There are certain things you expect to see at a kids’ soccer game. Gatorade bottles and orange slices. Coaches’ clipboards and cans of spray sunscreen. Here’s what you don’t expect to see: A 9mm handgun.
Michigan dad James Sherrill was arrested recently after pulling a pistol on another player’s dad at a high-tension soccer match between — get this — 6- and 7-year-olds.
We’d like to gasp in horror. We’d like to grimace in shock. But anyone who’s ever schlepped a folding chair to a field knows adult tempers percolate vigorously at kids’ sporting events. All too often they boil over.
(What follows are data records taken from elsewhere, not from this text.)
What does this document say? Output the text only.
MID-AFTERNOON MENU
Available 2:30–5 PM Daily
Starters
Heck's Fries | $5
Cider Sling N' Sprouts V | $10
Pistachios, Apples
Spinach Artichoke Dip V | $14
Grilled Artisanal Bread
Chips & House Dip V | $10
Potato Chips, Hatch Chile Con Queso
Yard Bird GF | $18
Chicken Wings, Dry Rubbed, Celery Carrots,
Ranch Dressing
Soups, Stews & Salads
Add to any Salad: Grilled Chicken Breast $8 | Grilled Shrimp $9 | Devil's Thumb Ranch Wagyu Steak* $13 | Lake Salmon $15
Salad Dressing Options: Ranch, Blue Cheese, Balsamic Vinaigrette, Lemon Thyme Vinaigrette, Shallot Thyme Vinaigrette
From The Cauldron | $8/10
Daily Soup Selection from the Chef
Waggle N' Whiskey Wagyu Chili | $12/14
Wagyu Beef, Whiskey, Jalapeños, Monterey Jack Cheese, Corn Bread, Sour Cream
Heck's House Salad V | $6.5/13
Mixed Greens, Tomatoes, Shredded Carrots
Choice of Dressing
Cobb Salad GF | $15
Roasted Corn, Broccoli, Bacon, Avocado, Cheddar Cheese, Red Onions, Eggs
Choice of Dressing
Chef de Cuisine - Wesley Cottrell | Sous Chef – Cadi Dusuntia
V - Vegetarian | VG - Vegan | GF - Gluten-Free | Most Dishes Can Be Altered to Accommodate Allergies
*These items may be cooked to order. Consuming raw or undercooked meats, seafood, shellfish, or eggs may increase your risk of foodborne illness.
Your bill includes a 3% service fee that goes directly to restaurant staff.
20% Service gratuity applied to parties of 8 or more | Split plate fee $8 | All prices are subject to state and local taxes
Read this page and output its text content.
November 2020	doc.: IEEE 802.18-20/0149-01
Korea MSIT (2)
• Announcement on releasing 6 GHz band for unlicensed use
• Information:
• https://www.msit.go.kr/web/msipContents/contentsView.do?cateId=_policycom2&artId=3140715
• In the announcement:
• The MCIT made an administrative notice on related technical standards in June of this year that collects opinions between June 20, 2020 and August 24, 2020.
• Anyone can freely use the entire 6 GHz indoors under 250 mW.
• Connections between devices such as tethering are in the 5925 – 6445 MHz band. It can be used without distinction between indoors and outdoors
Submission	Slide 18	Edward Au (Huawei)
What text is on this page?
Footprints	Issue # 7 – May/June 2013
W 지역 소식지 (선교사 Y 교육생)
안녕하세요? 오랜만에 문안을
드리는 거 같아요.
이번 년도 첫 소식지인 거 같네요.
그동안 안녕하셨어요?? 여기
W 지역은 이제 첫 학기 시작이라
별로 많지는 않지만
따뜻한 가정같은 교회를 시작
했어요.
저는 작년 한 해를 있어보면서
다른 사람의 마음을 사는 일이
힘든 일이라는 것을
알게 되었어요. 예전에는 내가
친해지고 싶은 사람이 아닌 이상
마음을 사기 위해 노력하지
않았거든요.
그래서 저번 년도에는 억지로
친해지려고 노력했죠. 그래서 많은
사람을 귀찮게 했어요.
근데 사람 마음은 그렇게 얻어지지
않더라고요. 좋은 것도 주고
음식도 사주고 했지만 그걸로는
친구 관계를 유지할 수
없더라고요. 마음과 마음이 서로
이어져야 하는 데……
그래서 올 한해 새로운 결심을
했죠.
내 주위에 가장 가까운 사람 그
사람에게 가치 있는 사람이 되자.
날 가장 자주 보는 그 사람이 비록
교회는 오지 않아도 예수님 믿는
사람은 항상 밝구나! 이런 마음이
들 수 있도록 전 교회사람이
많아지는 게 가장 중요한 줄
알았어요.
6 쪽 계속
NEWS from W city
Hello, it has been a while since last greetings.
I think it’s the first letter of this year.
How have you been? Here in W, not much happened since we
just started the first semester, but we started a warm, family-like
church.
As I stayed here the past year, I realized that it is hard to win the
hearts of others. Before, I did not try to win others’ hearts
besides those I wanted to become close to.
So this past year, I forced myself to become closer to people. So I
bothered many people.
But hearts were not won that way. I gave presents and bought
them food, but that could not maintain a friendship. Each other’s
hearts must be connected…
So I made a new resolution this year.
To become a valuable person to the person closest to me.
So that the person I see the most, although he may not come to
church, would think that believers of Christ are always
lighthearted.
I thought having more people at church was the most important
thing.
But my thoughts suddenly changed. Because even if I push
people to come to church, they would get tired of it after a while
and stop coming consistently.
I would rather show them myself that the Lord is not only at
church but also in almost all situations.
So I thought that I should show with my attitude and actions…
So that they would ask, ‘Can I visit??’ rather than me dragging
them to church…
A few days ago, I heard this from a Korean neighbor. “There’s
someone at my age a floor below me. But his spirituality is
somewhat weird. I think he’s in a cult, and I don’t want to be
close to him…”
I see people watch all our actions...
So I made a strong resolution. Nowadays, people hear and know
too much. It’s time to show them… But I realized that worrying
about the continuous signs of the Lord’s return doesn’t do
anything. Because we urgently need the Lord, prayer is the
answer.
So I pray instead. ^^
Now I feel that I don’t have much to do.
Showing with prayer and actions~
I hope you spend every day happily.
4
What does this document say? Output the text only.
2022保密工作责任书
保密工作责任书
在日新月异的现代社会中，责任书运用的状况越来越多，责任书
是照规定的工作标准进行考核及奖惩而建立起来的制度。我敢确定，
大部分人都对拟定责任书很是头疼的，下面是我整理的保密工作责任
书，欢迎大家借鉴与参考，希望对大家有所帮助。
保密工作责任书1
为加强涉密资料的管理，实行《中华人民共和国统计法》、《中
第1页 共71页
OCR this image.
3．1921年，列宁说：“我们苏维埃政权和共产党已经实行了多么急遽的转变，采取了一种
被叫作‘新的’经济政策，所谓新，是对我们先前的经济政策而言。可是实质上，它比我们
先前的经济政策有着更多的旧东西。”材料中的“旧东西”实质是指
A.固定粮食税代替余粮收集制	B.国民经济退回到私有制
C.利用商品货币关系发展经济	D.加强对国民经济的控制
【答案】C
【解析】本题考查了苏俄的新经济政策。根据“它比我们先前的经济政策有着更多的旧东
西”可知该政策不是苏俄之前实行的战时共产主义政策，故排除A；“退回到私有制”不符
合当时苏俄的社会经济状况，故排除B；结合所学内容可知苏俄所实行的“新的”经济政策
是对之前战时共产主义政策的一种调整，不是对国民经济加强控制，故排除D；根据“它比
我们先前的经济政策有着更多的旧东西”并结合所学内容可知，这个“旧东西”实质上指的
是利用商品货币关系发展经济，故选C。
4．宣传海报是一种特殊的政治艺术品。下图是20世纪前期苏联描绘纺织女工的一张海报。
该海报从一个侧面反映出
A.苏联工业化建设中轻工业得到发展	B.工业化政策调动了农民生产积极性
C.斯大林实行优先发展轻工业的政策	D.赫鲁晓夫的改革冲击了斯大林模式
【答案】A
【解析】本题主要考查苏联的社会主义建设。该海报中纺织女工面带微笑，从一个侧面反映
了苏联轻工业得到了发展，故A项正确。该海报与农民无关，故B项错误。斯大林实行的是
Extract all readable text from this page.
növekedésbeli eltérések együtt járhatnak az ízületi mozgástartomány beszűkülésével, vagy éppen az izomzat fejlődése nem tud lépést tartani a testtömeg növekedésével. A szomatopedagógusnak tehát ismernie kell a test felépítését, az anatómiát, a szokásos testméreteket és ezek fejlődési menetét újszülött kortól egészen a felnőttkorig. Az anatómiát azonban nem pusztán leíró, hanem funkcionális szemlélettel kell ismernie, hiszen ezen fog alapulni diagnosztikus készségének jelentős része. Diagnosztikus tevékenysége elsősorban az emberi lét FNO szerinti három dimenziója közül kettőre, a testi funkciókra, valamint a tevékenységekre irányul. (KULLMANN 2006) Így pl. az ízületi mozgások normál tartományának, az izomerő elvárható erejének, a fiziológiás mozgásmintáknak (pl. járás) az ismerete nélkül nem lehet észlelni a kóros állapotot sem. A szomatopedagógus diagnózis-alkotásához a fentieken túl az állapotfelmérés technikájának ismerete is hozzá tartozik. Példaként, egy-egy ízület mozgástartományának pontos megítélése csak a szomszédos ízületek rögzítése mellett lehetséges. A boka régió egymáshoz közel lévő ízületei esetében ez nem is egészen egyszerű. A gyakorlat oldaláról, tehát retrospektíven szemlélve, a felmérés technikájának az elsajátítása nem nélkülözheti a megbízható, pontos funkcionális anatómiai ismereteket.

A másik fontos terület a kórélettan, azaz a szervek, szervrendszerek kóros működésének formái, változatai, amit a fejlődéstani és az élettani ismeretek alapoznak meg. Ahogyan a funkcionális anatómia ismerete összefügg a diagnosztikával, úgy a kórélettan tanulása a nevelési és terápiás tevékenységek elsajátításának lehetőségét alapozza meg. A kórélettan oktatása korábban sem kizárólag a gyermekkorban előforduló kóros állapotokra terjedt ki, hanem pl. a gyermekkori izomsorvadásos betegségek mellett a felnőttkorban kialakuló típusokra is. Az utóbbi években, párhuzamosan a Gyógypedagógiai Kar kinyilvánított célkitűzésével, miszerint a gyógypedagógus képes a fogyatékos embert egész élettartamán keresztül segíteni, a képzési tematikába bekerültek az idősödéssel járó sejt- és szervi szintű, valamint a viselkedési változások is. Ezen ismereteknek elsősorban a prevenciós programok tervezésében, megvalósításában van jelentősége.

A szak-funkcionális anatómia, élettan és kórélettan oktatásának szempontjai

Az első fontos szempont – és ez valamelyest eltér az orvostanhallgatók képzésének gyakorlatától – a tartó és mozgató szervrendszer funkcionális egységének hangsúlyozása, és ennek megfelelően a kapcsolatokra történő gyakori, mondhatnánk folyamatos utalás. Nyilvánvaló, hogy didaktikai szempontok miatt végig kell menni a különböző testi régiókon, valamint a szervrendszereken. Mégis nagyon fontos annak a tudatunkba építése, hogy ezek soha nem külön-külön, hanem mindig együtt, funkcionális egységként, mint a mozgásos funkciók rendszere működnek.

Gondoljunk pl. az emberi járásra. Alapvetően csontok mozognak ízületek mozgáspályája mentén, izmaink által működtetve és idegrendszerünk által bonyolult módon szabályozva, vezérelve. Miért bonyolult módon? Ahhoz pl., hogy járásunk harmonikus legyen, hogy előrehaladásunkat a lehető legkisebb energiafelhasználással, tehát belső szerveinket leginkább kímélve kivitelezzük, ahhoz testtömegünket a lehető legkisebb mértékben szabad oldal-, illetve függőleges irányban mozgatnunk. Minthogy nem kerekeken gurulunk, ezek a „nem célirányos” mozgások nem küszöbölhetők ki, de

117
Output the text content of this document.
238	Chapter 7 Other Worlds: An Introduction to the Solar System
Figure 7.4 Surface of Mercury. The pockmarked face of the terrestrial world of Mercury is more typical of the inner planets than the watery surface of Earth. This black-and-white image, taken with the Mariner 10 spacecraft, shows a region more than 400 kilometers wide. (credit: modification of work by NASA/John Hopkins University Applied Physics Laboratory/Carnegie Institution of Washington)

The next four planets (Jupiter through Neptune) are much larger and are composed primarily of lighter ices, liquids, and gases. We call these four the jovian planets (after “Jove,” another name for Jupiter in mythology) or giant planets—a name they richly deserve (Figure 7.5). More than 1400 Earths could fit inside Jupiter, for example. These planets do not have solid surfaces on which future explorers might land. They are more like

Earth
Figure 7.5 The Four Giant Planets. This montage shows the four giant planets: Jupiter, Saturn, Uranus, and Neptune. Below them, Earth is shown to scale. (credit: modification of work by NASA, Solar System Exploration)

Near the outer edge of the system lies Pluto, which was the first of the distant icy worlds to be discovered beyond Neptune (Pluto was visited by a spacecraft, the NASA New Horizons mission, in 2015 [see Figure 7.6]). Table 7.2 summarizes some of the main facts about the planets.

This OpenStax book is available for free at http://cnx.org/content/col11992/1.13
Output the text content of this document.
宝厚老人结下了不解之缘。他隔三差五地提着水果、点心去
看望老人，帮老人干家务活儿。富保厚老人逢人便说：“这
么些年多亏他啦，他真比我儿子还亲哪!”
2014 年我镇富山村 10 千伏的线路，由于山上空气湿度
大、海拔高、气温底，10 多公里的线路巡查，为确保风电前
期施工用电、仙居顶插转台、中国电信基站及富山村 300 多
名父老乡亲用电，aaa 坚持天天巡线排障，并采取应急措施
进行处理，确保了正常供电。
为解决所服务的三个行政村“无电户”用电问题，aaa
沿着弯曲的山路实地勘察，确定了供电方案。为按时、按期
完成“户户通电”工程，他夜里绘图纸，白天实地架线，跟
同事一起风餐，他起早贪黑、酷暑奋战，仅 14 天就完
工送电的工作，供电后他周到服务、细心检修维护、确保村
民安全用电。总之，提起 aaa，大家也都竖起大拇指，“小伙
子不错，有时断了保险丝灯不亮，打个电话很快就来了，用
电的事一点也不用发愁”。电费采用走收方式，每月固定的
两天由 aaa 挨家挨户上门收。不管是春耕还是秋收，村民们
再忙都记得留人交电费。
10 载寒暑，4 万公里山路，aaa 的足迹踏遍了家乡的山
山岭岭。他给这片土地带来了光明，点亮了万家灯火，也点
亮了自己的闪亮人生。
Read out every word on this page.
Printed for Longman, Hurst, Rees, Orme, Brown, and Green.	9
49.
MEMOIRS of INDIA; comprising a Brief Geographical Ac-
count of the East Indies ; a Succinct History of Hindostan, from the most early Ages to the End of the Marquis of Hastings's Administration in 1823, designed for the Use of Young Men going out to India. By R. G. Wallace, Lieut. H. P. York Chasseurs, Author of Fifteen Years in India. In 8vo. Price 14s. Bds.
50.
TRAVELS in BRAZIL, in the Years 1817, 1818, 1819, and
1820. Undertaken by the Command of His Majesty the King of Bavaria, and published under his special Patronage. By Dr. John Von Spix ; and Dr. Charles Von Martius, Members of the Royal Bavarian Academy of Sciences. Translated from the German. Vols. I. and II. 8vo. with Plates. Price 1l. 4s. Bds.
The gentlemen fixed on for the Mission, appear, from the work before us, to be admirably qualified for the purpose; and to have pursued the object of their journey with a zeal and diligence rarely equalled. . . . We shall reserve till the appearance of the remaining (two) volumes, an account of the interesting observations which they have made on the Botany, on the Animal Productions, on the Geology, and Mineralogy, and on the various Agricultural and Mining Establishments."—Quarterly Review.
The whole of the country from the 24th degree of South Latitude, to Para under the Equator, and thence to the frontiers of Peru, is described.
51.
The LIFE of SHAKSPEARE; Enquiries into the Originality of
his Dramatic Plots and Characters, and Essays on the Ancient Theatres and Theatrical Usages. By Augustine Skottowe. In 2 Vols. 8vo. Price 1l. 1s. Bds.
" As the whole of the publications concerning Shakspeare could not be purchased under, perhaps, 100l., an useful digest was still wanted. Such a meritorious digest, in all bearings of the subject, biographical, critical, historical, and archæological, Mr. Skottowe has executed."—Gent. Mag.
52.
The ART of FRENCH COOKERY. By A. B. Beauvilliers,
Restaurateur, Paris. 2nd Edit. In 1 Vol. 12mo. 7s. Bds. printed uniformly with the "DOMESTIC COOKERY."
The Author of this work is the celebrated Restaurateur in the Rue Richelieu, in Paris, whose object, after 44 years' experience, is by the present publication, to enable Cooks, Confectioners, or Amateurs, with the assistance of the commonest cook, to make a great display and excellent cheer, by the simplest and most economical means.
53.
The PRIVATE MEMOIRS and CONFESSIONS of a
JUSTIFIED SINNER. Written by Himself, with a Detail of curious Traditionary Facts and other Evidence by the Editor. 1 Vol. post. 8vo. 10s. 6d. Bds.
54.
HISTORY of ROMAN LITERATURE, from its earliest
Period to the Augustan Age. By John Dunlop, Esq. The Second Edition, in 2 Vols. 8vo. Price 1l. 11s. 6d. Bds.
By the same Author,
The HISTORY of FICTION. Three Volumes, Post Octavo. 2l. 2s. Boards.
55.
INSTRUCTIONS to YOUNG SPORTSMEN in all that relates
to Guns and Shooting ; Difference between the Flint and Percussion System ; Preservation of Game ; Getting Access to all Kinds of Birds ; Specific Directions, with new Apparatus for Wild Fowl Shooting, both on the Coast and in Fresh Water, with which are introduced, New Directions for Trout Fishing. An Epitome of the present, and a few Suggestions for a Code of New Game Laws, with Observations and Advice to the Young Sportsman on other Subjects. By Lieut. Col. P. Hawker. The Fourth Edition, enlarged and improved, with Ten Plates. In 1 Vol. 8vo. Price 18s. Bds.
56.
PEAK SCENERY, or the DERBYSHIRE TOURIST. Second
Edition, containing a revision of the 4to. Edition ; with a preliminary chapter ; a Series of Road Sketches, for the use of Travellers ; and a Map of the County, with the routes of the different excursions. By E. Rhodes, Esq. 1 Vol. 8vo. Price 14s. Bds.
“Coaching seven years of Little League has left me believing that parents at all games should be muzzled,” says a dad I know. “I had a guy threaten to not only kick my ass but have his son kick my son’s ass. Over playing time! It was a sad sight to behold.”
He once saw a father spit on an umpire. “Parent ejected, kid embarrassed,” he says.
Another friend once saw a shoving-turned-punching match between two dads at a soccer game. “One of the wives joined in and took a swing,” he says. “The kids came running off the field, then the guys’ kids went to blows. A lovely lesson to teach your 10 year-old.”
Parent violence at kids’ athletic events quadrupled between 2000 and 2005, according to the National Alliance for Youth Sports. “Almost every day you see some pretty outrageous stuff,” says Blake Dorfman, an area journalist who founded PresidioSports.com, which reports on kids sports. He’s seen parents shouting at each other, at coaches — even at their own kids. “I think this all sprouts out of a good thing, which is the fact that parents are involved. But sometimes that leads to over-involvement.”
He blames the rise of club sports, which demand a lot from moms and dads: “It costs thousands of dollars to put a girl through club volleyball, for example, and there’s a sense of, ‘Hey, I invested so much time and money, I have a right to give my opinion and have this play out how I want.'”
Many parents have grand aspirations that, if coached right, their child will earn athletic scholarships and maybe even a spot on a pro team — a near impossibility, statistically speaking. The rotten economy only fuels such victory-fixated desperation.
Some parents are more prone than others toward sideline squabbles and bleacher brawls. “Parents who have been athletes themselves seem to understand competition better,” says sports psychotherapist Susan Farber. “The parents who always wanted to be a star athlete (but never were) have a more difficult time and can sometimes try to get their unrealized dreams met through their child.”
Another factor feeding this phenomenon is the inherently combative culture of athletics. We urge our kids to “Get him!” and “Block her!” We impel them to “Get in there!” and “Don’t hold back!” And then we wonder why mom and dad are raring to rumble by half-time.
Some leagues now require parents to attend pre-season training classes, where they learn how to be boosters — rather than embarrassments — to the system. My friend Jonelle Bruno, a longtime coach and former Little League president, made her team parents sign a Code of Conduct contract. If they hollered at umpires or berated players, they were unwelcome at future games. “I’d bench the parents!” says Bruno, who believes that youth sports have more important things to teach kids than how to behave like idiots: “Conflict resolution, teamwork, operating within rules, and learning how to fail and fail and then finally succeed,” she says. “Those are the lessons they should be getting.”